I also considered pursing a Graduate Certificate in Cybersecurity Engineering, which is offered by Auburn University’s Samuel Ginn College of Engineering. I received approval to pursue either as part of my MBA, but I decided to study the management aspects of Cybersecurity instead for the following reasons:

  • Overlap: I already have some practical knowledge in the technical aspects of security, gained from Software Engineering work, the Security Now podcast, and an undergraduate course in Network Security, so Cybersecurity Engineering coursework wold overlap more with what I already know.
  • Relevance: A certificate in Cybersecurity Management prepares me for many important aspects of Cybersecurity work that are often overlooked, and most useful to those who work in adjacent fields like Product Management, or in leadership positions like CTO. I also want to learn about Risk Management, which is one of the more important responsibilities of any leader.
  • Longevity: The CISSP exam is said to focus more on the business side of cybersecurity than the technical side, and for good reason: individual cyber threats change very quickly, but the theory on how to mitigate against them is more fundamental. I will continue to learn about the field even after getting a certificate, but I expect my knowledge gained during this time to bring value to me for a very long time.

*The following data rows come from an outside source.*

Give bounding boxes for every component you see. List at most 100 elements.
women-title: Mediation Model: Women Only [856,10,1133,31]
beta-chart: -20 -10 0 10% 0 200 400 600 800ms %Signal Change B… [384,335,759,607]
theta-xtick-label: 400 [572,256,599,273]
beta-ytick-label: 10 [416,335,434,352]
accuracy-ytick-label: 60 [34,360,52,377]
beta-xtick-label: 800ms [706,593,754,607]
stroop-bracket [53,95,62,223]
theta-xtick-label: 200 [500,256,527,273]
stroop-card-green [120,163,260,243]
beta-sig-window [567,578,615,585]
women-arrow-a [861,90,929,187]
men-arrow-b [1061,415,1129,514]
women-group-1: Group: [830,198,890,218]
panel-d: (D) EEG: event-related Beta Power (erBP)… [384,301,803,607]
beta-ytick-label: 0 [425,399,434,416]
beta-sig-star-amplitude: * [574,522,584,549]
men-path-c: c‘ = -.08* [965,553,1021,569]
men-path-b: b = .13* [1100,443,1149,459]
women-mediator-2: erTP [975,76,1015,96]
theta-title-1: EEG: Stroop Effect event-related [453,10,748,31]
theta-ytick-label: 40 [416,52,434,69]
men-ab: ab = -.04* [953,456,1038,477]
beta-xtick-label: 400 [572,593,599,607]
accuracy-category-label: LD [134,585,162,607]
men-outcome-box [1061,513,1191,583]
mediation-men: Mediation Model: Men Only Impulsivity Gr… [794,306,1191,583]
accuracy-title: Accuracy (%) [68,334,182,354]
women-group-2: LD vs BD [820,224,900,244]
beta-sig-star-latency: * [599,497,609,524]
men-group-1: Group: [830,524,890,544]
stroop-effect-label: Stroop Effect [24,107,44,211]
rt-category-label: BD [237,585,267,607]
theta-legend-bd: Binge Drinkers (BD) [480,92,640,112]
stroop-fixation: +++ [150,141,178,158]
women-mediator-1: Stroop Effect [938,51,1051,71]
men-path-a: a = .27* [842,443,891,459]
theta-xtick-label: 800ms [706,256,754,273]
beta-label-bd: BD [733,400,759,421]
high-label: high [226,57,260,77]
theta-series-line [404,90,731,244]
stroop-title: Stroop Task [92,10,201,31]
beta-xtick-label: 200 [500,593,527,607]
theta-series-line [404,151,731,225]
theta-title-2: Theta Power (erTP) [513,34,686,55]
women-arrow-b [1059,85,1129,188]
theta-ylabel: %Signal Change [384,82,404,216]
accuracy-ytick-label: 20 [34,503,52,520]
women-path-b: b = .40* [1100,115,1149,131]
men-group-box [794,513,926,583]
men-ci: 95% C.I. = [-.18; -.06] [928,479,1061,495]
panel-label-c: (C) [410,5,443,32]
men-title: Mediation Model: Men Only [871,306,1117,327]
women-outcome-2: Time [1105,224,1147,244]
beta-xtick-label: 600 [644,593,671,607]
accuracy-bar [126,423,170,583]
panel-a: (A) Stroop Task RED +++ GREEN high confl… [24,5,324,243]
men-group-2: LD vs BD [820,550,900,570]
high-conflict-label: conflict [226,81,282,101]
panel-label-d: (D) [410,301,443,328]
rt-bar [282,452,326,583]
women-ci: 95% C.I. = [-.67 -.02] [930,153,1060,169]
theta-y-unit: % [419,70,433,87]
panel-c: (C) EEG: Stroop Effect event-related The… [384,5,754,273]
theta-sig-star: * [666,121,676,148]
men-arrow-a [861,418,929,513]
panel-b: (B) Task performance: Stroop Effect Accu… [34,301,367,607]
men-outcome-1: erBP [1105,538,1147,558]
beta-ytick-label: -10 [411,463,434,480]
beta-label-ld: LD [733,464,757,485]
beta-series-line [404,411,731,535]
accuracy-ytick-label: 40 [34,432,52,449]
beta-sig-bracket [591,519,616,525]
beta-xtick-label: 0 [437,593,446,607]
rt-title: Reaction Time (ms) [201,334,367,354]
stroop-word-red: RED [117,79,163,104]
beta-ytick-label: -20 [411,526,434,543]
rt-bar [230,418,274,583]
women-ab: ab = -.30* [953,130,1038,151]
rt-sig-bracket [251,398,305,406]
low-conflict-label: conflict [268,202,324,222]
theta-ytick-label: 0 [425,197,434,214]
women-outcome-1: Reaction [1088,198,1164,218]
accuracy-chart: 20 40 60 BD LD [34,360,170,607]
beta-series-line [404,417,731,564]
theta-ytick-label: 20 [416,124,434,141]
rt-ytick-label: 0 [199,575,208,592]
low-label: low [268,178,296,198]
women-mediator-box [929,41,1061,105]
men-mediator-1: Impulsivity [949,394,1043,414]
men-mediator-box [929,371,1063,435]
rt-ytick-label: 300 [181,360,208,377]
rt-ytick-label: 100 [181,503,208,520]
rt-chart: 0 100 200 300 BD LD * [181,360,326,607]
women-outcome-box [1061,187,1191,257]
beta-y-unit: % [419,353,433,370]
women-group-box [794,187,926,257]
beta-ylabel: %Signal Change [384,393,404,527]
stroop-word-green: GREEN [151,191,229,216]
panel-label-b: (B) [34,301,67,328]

Progress Update: MBA Coursework

I have completed 3 of the 13 courses required to earn my MBA, with a total grade point average of 4.0. Completed classes include:

  • Marketing and Consumer Behavior: a course in how firms interact with markets, creating and selling products that consumers want to buy.
  • Organizational Leadership, Ethics, & Change: a course in the management of organizations and teams, including material on how to hire, empower, engage, motivate, and evaluate the performance of employees.
  • Information Systems for Competitive Advantage: an in-depth study of how companies establish and defend market leadership, and the critical role of technology in modern firms.

This semester (fall 2020), I am taking the following courses:

  • Financial Analysis: a course in corporate finance, which studies methods for managing a firm’s investments, capital structure, and cash flows.
  • Supply Chain, & Quality Management: a course in synchronizing a firm’s supply and demand, ensuring the on time procurement, manufacture, and delivery of quality products to customers.

I will be taking the following courses between Spring of 2021, and my planned date of graduation in Spring 2022. The exact plan may change based on course availability.

  • Spring 2021
    • Information Technology Auditing
    • Security & Information Assurance
  • Summer 2021
    • Quantitative Analysis
    • Information Risk Management
  • Fall 2021
    • Project Management
    • Strategy & the Competitive Environment
  • Spring 2022
    • Cost Analysis & Systems
    • Capstone Project


The most exciting part of the journey ahead, to me, is the prospect of learning new things. As I expand into new fields, instead of shrinking away from these challenges, I approach them head on. And so far, it’s working out well.

I probably won’t move into security work full time. But I will learn more about it, and this will help me make better products, which ultimately delivers value not only to a firm, but its customers too. The data we process, after all, belongs to people too, and as software becomes ever more a crucial part of our lives, I hope to see security and privacy maintain a vital role, so that we can all feel comfortable in the knowledge that our data is in good hands.